Items loaders are powerful, but not simple. There are input processors, output processors (if you ask me I still can't tell the difference without re-reading the docs), Compose and MapCompose (the same), import locations to remember (from scrapy.contrib.loader
), magic class attributes (default_item_class
) and conventions for magic class attributes (_out
) to remember, and no docstrings to lookup that all in IDE. I still can't remember what arguments should processor take (a value? an iterable with values? maybe something different for input and output processors?) and what should they return.

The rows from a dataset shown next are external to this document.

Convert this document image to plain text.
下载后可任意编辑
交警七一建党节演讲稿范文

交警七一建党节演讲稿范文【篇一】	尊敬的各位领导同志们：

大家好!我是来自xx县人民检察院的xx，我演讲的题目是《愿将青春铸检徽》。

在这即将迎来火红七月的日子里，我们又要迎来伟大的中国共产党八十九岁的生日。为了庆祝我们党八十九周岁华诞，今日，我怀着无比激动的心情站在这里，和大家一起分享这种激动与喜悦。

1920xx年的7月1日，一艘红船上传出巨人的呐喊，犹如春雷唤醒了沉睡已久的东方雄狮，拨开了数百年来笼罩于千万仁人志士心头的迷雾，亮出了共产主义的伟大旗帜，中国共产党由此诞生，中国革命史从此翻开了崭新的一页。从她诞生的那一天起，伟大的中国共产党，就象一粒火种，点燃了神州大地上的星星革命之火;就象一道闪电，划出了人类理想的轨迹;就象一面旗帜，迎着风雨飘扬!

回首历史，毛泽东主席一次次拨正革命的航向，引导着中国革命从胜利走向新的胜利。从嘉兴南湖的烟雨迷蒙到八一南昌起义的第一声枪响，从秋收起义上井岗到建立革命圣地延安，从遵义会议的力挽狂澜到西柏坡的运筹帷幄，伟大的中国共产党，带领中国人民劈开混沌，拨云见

@kmike You can use ItemLoaders straight forward without define a custom one.
TakeFisrt
is not the same as list[0]
>>> from scrapy.http import HtmlResponse
>>> from scrapy.contrib.loader import ItemLoader
>>> from scrapy.contrib.loader.processor import TakeFirst
>>> response = HtmlResponse('http://scrapinghub.com', body='<html><body><div><a href="">Home</a><a href="./index">Index</a></div><div><a href="./faq">FAQ</a></div></body></html>')
>>> loader = ItemLoader(response=response, item={})
>>> loader.add_xpath('url', '//a/@href')
>>> loader.load_item()
{'url': [u'', u'./index', u'./faq']}
>>> loader = ItemLoader(response=response, item={})
>>> loader.add_xpath('url', '//a/@href', lambda x: x[0])
>>> loader.load_item()
{'url': [u'']}
>>> loader = ItemLoader(response=response, item={})
>>> loader.add_xpath('url', '//a/@href', TakeFirst())
>>> loader.load_item()
{'url': [u'./index']}
There is another use case. For example, if you want to extract link to the next page, but you don't need to store it in item, you'll probably use plain Selector
, and taking only first element becomes handy.
@shirk3y That is covered too. The only thing missing is an easier import.
>>> loader.get_xpath('//@href', TakeFirst())
u'./index'
This is becoming a discussion on using item loaders or not :)
My 2c on that: I agree with @kmike that item loaders can be powerful but are not easy. AFAIK, Item loader do not help when you traverse document and select different portions and within each select a few data bits with short selectors. More often than not, I find myself working with selector extracted data and then using add_value()
. That may not be best practice but that works for me.
And for the name, numbers in method names, especially 1
, makes me frown. And fonts? well sometimes you look at code from mobile phones, in stackoverflow, in google groups etc. you don't always choose it ;)
By the way, an interesting comparison are ElementTree and BeautifulSoup APIs that do it the other way: .find()
gets you the first element or None
, and .findall()
(or .find_all()
for BS) gets you the list.
And I must admit I want the first element much more often than a list.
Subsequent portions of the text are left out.